Prue was carried along with them and the dream dissolved into another dream of being chased across the moors by someone she couldn't see, someone who terrified her.
'Wake up,' someone said, far away, and she tossed and turned.
'No, leave me alone.'
'Wake up,' the deep voice said again, nearer now, and then she was back in the dark cupboard, his mouth closing over hers, warm and hard, the contours of it familiar yet strange; and Prue jack-knifed upwards, gasping and panic-stricken.
'No!'
Her eyes flew open and she looked into Josh's face with a sense of terror; yet she had known it was Josh before she looked, she had known all the time; she had known in the dark little cupboard in her dream—but why had she dreamt that she was a child?
'You were having a nightmare,' he said. 'You wouldn't wake up when I called you.'
He was on the bed, leaning over her; too close, much too close.

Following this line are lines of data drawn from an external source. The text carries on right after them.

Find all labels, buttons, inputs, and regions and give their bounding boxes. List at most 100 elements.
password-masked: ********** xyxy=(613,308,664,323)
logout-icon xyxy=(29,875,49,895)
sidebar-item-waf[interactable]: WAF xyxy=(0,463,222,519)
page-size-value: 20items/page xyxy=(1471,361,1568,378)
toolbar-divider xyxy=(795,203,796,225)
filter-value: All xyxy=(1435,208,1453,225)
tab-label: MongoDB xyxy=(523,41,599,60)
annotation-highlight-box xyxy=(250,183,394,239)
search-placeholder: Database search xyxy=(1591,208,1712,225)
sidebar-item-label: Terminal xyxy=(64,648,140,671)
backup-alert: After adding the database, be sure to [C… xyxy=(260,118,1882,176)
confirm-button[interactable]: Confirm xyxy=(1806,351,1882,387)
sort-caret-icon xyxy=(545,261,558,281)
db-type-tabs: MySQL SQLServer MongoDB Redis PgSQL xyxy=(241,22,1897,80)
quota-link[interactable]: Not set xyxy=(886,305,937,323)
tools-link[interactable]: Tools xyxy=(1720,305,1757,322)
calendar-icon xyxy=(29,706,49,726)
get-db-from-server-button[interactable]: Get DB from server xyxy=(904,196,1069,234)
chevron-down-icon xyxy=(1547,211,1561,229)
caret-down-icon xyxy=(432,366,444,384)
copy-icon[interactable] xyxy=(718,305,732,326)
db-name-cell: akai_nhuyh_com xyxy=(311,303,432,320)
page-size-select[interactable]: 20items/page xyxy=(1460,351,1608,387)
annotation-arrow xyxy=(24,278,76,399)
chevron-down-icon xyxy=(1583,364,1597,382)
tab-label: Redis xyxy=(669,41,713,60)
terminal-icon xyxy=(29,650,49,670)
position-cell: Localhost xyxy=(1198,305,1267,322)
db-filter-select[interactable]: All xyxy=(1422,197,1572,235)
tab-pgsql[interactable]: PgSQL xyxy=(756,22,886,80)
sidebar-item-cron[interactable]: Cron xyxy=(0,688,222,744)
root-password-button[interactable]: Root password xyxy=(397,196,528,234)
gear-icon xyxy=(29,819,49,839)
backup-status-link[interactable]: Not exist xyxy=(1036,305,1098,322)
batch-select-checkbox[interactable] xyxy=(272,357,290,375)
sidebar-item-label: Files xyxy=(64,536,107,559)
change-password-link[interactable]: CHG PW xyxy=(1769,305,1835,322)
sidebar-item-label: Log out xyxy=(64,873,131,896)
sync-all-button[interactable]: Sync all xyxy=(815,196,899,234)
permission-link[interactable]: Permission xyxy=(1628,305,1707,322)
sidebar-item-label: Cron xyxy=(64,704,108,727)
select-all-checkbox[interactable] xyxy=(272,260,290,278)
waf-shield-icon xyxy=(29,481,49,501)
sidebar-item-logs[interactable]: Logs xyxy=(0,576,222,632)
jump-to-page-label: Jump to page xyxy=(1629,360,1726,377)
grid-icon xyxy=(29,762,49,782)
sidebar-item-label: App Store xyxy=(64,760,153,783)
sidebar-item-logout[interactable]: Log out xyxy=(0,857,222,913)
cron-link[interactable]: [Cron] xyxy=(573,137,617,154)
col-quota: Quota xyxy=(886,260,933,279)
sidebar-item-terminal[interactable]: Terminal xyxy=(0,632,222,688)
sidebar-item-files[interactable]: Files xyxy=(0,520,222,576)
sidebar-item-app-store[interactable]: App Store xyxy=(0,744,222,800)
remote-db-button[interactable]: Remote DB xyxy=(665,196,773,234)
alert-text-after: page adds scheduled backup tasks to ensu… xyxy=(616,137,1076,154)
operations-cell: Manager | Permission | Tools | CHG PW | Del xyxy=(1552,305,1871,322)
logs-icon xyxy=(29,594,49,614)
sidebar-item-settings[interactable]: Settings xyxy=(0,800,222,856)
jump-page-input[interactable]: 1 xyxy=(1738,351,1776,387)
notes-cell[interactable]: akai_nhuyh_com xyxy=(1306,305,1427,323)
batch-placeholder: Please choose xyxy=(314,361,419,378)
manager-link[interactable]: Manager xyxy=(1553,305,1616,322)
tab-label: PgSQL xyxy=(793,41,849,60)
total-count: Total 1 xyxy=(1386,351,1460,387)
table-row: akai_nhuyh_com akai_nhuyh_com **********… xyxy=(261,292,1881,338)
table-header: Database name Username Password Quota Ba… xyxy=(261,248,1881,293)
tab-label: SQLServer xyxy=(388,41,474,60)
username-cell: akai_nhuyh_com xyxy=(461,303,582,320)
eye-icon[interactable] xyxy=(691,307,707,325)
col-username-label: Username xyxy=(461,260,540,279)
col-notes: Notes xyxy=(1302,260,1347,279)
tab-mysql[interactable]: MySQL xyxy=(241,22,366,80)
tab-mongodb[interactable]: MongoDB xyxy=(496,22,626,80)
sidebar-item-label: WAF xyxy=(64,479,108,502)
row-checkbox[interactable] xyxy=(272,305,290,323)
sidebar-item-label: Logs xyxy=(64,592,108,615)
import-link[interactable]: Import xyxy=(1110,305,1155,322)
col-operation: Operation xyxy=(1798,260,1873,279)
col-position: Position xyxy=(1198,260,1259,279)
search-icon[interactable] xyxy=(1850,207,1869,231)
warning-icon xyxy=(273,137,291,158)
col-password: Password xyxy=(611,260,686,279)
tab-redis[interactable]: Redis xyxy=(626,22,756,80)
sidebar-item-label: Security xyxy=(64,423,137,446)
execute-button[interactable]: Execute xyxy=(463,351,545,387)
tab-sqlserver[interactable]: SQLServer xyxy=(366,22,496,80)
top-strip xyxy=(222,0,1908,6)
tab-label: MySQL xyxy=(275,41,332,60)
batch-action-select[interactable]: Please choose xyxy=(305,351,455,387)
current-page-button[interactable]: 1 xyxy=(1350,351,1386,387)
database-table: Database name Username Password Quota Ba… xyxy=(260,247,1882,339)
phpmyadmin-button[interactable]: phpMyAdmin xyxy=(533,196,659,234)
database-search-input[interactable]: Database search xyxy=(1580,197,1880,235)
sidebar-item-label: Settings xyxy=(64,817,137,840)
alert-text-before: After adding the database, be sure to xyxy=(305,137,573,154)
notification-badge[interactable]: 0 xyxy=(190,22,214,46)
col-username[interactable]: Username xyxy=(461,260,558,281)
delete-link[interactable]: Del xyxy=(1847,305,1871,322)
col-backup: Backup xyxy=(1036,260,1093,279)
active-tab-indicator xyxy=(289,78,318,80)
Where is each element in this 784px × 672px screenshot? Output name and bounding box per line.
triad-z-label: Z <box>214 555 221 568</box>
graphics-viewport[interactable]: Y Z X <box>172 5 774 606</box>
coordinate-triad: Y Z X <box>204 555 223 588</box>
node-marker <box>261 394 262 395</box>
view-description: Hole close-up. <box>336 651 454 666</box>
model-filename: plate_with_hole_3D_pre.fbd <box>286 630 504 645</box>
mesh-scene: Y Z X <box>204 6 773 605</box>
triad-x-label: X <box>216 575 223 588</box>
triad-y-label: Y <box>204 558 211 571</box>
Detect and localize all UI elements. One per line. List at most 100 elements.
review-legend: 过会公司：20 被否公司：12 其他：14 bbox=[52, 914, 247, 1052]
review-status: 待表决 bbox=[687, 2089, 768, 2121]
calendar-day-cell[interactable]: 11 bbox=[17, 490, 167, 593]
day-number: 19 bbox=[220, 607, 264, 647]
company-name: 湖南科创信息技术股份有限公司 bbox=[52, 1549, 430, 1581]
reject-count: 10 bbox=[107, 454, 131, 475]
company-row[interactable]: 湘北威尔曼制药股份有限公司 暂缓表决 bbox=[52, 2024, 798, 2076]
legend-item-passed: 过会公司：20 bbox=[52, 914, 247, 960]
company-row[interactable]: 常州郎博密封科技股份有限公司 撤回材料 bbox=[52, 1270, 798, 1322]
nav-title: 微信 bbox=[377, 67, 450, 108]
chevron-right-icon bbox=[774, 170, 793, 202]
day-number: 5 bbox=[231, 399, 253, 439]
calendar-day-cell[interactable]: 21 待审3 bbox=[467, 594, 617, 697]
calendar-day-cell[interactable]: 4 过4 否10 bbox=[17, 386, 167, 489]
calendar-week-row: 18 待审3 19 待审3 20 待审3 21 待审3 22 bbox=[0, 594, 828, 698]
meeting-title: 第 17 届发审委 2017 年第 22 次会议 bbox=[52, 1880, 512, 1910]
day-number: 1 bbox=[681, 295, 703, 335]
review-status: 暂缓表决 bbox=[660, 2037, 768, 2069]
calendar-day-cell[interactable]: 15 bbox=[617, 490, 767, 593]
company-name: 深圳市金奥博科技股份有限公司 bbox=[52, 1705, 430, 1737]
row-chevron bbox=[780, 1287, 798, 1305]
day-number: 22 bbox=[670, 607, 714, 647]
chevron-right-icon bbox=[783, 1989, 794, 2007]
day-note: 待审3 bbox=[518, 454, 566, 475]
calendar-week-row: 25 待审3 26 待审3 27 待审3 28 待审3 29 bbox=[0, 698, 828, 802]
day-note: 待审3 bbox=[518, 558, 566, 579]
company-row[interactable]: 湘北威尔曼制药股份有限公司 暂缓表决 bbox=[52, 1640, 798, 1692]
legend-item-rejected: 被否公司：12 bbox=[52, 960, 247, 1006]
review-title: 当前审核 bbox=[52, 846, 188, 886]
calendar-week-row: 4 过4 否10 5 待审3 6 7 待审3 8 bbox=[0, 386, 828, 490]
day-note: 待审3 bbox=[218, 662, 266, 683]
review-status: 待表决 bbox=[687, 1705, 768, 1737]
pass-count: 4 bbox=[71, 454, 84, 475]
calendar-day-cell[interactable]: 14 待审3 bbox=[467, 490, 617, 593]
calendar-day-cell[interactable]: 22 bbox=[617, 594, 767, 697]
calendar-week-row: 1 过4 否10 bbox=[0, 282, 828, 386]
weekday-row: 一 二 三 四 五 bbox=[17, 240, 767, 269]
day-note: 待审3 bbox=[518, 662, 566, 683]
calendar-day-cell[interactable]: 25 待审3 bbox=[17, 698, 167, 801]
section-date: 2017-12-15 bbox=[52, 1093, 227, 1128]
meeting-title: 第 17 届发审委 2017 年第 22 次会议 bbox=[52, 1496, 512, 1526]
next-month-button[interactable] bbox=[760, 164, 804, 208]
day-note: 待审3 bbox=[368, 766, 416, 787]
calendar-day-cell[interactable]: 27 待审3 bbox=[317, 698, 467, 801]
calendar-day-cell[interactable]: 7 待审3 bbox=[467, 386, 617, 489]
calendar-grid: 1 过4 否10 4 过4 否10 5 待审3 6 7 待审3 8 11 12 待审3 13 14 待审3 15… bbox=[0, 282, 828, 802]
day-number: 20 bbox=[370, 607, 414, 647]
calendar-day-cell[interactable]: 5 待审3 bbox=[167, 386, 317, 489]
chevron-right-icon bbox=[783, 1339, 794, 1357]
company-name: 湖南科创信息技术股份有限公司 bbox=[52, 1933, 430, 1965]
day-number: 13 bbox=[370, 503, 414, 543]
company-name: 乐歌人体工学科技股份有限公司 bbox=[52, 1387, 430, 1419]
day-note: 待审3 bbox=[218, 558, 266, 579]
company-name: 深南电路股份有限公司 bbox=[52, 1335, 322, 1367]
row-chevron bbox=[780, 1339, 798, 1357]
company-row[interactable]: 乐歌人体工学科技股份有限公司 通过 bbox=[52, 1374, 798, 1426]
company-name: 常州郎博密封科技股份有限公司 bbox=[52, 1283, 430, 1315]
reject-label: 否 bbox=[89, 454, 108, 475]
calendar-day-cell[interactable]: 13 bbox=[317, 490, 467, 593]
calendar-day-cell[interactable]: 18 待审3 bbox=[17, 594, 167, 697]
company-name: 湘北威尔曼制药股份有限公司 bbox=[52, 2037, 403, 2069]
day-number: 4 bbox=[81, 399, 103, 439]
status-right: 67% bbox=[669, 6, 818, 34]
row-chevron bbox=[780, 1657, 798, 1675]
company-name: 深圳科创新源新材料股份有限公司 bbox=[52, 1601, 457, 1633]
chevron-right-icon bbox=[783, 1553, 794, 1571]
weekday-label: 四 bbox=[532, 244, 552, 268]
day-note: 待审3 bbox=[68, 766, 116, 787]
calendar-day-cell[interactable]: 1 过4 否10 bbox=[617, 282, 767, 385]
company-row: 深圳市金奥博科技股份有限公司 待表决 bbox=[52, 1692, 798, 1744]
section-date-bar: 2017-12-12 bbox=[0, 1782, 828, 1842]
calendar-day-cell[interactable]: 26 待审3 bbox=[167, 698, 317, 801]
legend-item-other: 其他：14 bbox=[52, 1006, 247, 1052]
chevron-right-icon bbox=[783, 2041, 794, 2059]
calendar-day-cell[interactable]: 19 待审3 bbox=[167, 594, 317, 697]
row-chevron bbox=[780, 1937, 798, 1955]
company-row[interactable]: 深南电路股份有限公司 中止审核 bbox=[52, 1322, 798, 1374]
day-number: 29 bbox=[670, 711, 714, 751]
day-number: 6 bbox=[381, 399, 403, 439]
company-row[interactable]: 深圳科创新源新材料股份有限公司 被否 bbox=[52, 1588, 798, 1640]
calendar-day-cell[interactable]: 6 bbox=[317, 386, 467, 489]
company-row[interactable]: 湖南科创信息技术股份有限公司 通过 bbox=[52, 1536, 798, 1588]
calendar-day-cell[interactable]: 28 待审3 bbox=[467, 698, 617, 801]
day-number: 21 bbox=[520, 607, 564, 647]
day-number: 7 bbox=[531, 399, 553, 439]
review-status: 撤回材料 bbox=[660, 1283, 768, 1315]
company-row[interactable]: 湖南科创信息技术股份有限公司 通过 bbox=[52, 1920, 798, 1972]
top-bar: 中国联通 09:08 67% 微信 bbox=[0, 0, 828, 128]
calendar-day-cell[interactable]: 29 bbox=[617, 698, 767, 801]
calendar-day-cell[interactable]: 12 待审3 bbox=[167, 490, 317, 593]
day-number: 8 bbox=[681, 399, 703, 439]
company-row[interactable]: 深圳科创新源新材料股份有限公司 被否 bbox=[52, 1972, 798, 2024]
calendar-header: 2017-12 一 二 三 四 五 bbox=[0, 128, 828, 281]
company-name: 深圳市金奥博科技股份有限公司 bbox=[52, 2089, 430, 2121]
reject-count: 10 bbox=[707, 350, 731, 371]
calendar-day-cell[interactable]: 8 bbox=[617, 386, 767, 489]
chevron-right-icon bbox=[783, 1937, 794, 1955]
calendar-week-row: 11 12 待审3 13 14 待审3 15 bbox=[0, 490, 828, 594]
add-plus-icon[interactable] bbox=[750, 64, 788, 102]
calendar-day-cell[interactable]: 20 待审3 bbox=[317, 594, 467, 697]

She stared into his eyes and saw that their darkness had golden centres; little rays of gold around the glittering black pupil. His lashes were thicker than she had realised, too, and as she stared at him he drooped the lashes over his eyes as if hiding something from her.
'Where's my father?' she asked huskily.
'He went back to work.' Josh ran a lazy hand over her tousled hair and she shivered.